Let’s take the case of a healthcare organization investing in the well-being of its workforce: physicians, advanced practitioners, nurses among others. Leadership in most organizations know investing monetarily in their well-being makes sense, including bottom-line implications. Whether we are looking at the multiple effects of burnout on quality of care, patient satisfaction and other measures, or understanding well-being support as a means of attracting and retaining talent, it’s become clear to leaders that the costs of not attending to well-being can exceed the price tag of putting well-being measures in place.
But what are those measures? And are they the right ones?
A Crucial Difference
In my recent essay, I begin to outline the difference between simply investing money in well-being and being invested in it. That is, making sure that the measures leaders put in place are responding to the real needs and desires of staff and are integrated into a holistic culture of care at every level of the organization.
There are some pitfalls to avoid in this investment process—including leadership assuming it knows what staff needs are without asking and listening to them. In addition to the pitfalls, the idea of well-being itself is a somewhat mysterious concept, defined differently depending on who’s doing the defining.
To “demystify” this crucial element of modern medicine requires expert help.
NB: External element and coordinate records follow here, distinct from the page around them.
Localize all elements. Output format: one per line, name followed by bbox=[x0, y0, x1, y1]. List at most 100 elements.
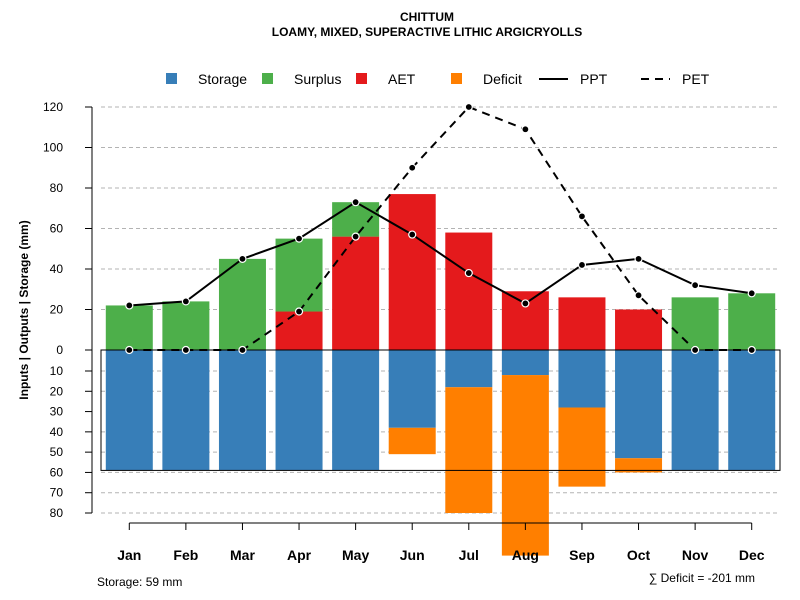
bar-storage bbox=[445, 350, 493, 388]
ppt-point bbox=[294, 234, 304, 243]
ppt-point bbox=[238, 254, 247, 263]
bar-storage bbox=[162, 350, 210, 471]
legend-swatch-aet bbox=[356, 73, 367, 84]
pet-point bbox=[294, 307, 304, 316]
pet-point bbox=[181, 345, 190, 355]
bar-deficit bbox=[558, 407, 606, 487]
y-tick-label-lower: 70 bbox=[50, 486, 64, 500]
ppt-point bbox=[464, 268, 473, 278]
x-tick-label-jun: Jun bbox=[400, 547, 425, 563]
y-axis-label: Inputs | Outputs | Storage (mm) bbox=[17, 220, 31, 399]
x-tick-label-mar: Mar bbox=[230, 547, 255, 563]
bar-storage bbox=[388, 350, 436, 428]
y-tick-label-lower: 20 bbox=[50, 384, 64, 398]
x-tick-label-nov: Nov bbox=[682, 547, 709, 563]
y-tick-label-upper: 40 bbox=[50, 262, 64, 276]
pet-point bbox=[634, 291, 643, 300]
y-tick-label-upper: 0 bbox=[56, 343, 63, 357]
x-tick-label-aug: Aug bbox=[512, 547, 539, 563]
ppt-point bbox=[691, 281, 700, 290]
bar-surplus bbox=[162, 301, 210, 350]
y-tick-label-lower: 80 bbox=[50, 506, 64, 520]
chart-title: CHITTUM bbox=[400, 10, 454, 24]
x-tick-label-sep: Sep bbox=[569, 547, 595, 563]
x-axis: Jan Feb Mar Apr May Jun Jul Aug Sep Oct Nov Dec bbox=[117, 522, 765, 563]
pet-point bbox=[691, 345, 700, 355]
ppt-point bbox=[747, 289, 756, 298]
storage-note: Storage: 59 mm bbox=[97, 575, 182, 589]
pet-point bbox=[125, 345, 134, 355]
bar-aet bbox=[558, 297, 606, 350]
legend-label-deficit: Deficit bbox=[483, 71, 522, 87]
y-tick-label-upper: 60 bbox=[50, 222, 64, 236]
ppt-point bbox=[634, 254, 643, 263]
bars bbox=[100, 194, 781, 556]
x-tick-label-jan: Jan bbox=[117, 547, 141, 563]
ppt-point bbox=[521, 299, 530, 308]
y-tick-label-lower: 10 bbox=[50, 364, 64, 378]
bar-surplus bbox=[671, 297, 719, 350]
bar-storage bbox=[105, 350, 153, 471]
legend-swatch-surplus bbox=[262, 73, 273, 84]
series-lines bbox=[125, 102, 756, 355]
bar-aet bbox=[615, 309, 663, 350]
y-tick-label-upper: 20 bbox=[50, 303, 64, 317]
bar-storage bbox=[501, 350, 549, 376]
deficit-note: ∑ Deficit = -201 mm bbox=[649, 571, 755, 585]
bar-storage bbox=[558, 350, 606, 408]
y-tick-label-lower: 60 bbox=[50, 465, 64, 479]
bar-aet bbox=[332, 236, 380, 350]
bar-storage bbox=[671, 350, 719, 471]
bar-deficit bbox=[445, 387, 493, 513]
legend-label-pet: PET bbox=[682, 71, 710, 87]
ppt-point bbox=[181, 297, 190, 306]
pet-point bbox=[238, 345, 247, 355]
bar-storage bbox=[728, 350, 776, 471]
x-tick-label-oct: Oct bbox=[627, 547, 651, 563]
storage-capacity-box bbox=[100, 349, 781, 471]
legend-label-aet: AET bbox=[388, 71, 416, 87]
pet-point bbox=[577, 212, 587, 221]
y-tick-label-upper: 80 bbox=[50, 181, 64, 195]
x-tick-label-apr: Apr bbox=[287, 547, 312, 563]
bar-aet bbox=[275, 311, 323, 350]
ppt-point bbox=[577, 260, 587, 270]
bar-surplus bbox=[728, 293, 776, 350]
bar-surplus bbox=[105, 305, 153, 350]
pet-point bbox=[408, 163, 417, 172]
legend-swatch-deficit bbox=[451, 73, 462, 84]
ppt-point bbox=[351, 198, 360, 207]
y-axis: 0 20 40 60 80 100 120 10 20 30 40 50 60 70 80 bbox=[43, 100, 93, 520]
y-tick-label-lower: 50 bbox=[50, 445, 64, 459]
bar-aet bbox=[388, 194, 436, 350]
bar-storage bbox=[332, 350, 380, 471]
pet-point bbox=[464, 102, 473, 112]
bar-surplus bbox=[332, 202, 380, 237]
bar-storage bbox=[218, 350, 266, 471]
legend-label-surplus: Surplus bbox=[294, 71, 341, 87]
ppt-point bbox=[408, 230, 417, 239]
y-tick-label-lower: 30 bbox=[50, 405, 64, 419]
bar-aet bbox=[445, 232, 493, 350]
legend-swatch-storage bbox=[166, 73, 177, 84]
grid-lines bbox=[101, 106, 780, 514]
pet-point bbox=[521, 125, 530, 134]
ppt-line bbox=[129, 201, 752, 307]
bar-storage bbox=[615, 350, 663, 459]
x-tick-label-feb: Feb bbox=[173, 547, 198, 563]
pet-point bbox=[747, 345, 756, 355]
chart-subtitle: LOAMY, MIXED, SUPERACTIVE LITHIC ARGICRY… bbox=[272, 25, 582, 39]
x-tick-label-jul: Jul bbox=[459, 547, 479, 563]
y-tick-label-lower: 40 bbox=[50, 425, 64, 439]
legend: Storage Surplus AET Deficit PPT PET bbox=[166, 71, 710, 87]
y-tick-label-upper: 120 bbox=[43, 100, 63, 114]
x-tick-label-dec: Dec bbox=[739, 547, 765, 563]
x-tick-label-may: May bbox=[342, 547, 369, 563]
y-tick-label-upper: 100 bbox=[43, 141, 63, 155]
bar-surplus bbox=[218, 258, 266, 350]
bar-deficit bbox=[615, 458, 663, 473]
pet-point bbox=[351, 232, 360, 241]
ppt-point bbox=[125, 301, 134, 310]
legend-label-storage: Storage bbox=[198, 71, 247, 87]
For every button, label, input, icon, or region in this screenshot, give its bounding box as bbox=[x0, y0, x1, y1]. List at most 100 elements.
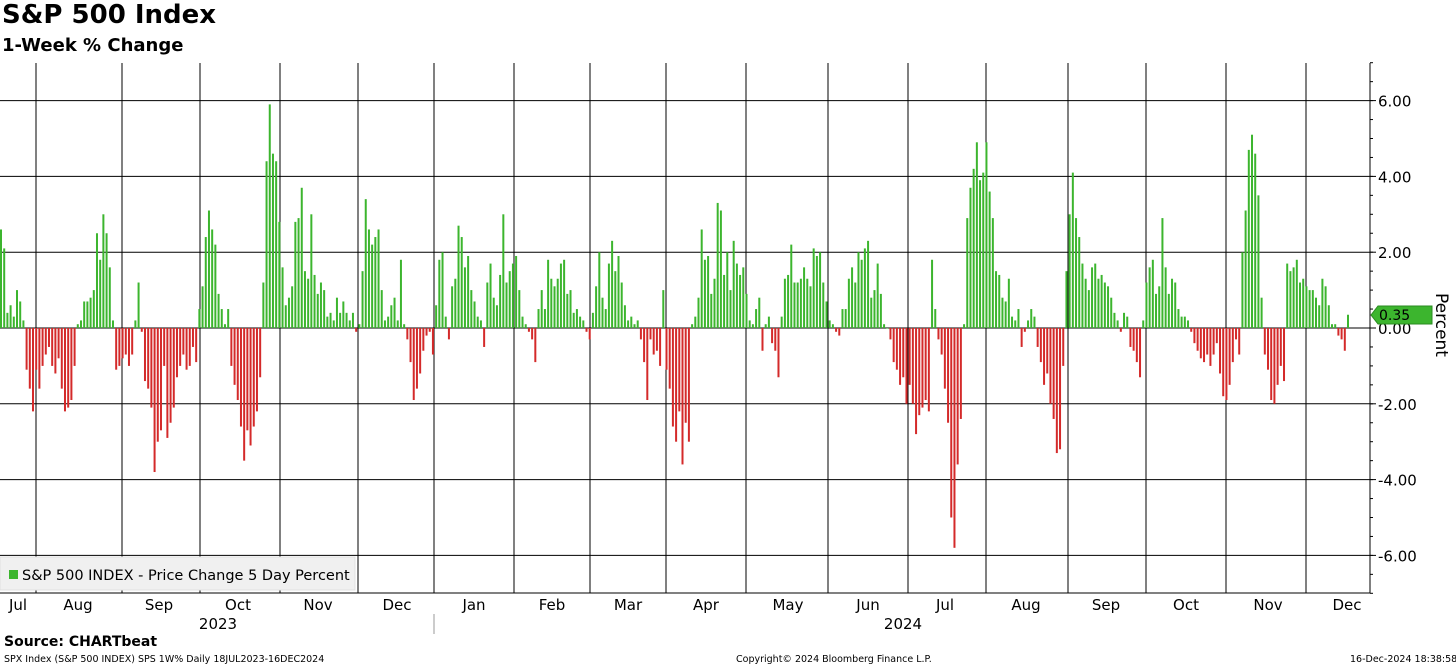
bar bbox=[895, 328, 898, 370]
bar bbox=[633, 324, 636, 328]
bar bbox=[1219, 328, 1222, 374]
bar bbox=[758, 297, 761, 328]
bar bbox=[230, 328, 233, 366]
bar bbox=[153, 328, 156, 473]
bar bbox=[470, 290, 473, 328]
bar bbox=[617, 255, 620, 328]
bar bbox=[1049, 328, 1052, 404]
bar bbox=[319, 282, 322, 328]
bar bbox=[390, 305, 393, 328]
bar bbox=[1324, 286, 1327, 328]
bar bbox=[710, 293, 713, 328]
bar bbox=[575, 309, 578, 328]
bar bbox=[323, 290, 326, 328]
bar bbox=[748, 320, 751, 328]
bar bbox=[927, 328, 930, 412]
bar bbox=[89, 297, 92, 328]
bar bbox=[1209, 328, 1212, 366]
bar bbox=[774, 328, 777, 351]
bar bbox=[1084, 278, 1087, 328]
x-tick-label: Jun bbox=[855, 596, 879, 614]
bar bbox=[723, 274, 726, 328]
bar bbox=[1027, 320, 1030, 328]
bar bbox=[460, 237, 463, 328]
bar bbox=[1164, 267, 1167, 328]
bar bbox=[793, 282, 796, 328]
bar bbox=[646, 328, 649, 401]
bar bbox=[790, 244, 793, 328]
chart-bars bbox=[0, 104, 1349, 548]
bar bbox=[1119, 328, 1122, 332]
bar bbox=[1103, 282, 1106, 328]
x-tick-label: Sep bbox=[145, 596, 173, 614]
bar bbox=[1225, 328, 1228, 401]
bar bbox=[985, 142, 988, 328]
bar bbox=[732, 240, 735, 328]
bar bbox=[35, 328, 38, 370]
bar bbox=[755, 309, 758, 328]
bar bbox=[172, 328, 175, 408]
bar bbox=[806, 278, 809, 328]
bar bbox=[1206, 328, 1209, 355]
bar bbox=[838, 328, 841, 336]
bar bbox=[950, 328, 953, 518]
bar bbox=[527, 328, 530, 332]
bar bbox=[889, 328, 892, 340]
bar bbox=[1171, 278, 1174, 328]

A truly effective approach to the well-being of the medical workforce requires an investment of attention, care, distinction between alternatives and willingness to integrate the concept into the daily workings of the organization at all levels.
It’s a truism that the financial health of the organization is a holistic issue, involving everyone; the whole organization drives the finances. What we need to understand and embody is the truth that the whole organization drives the well-being of the organization’s workforce, too. The goal is that both the organization and those working there flourish in a positive and healthy way.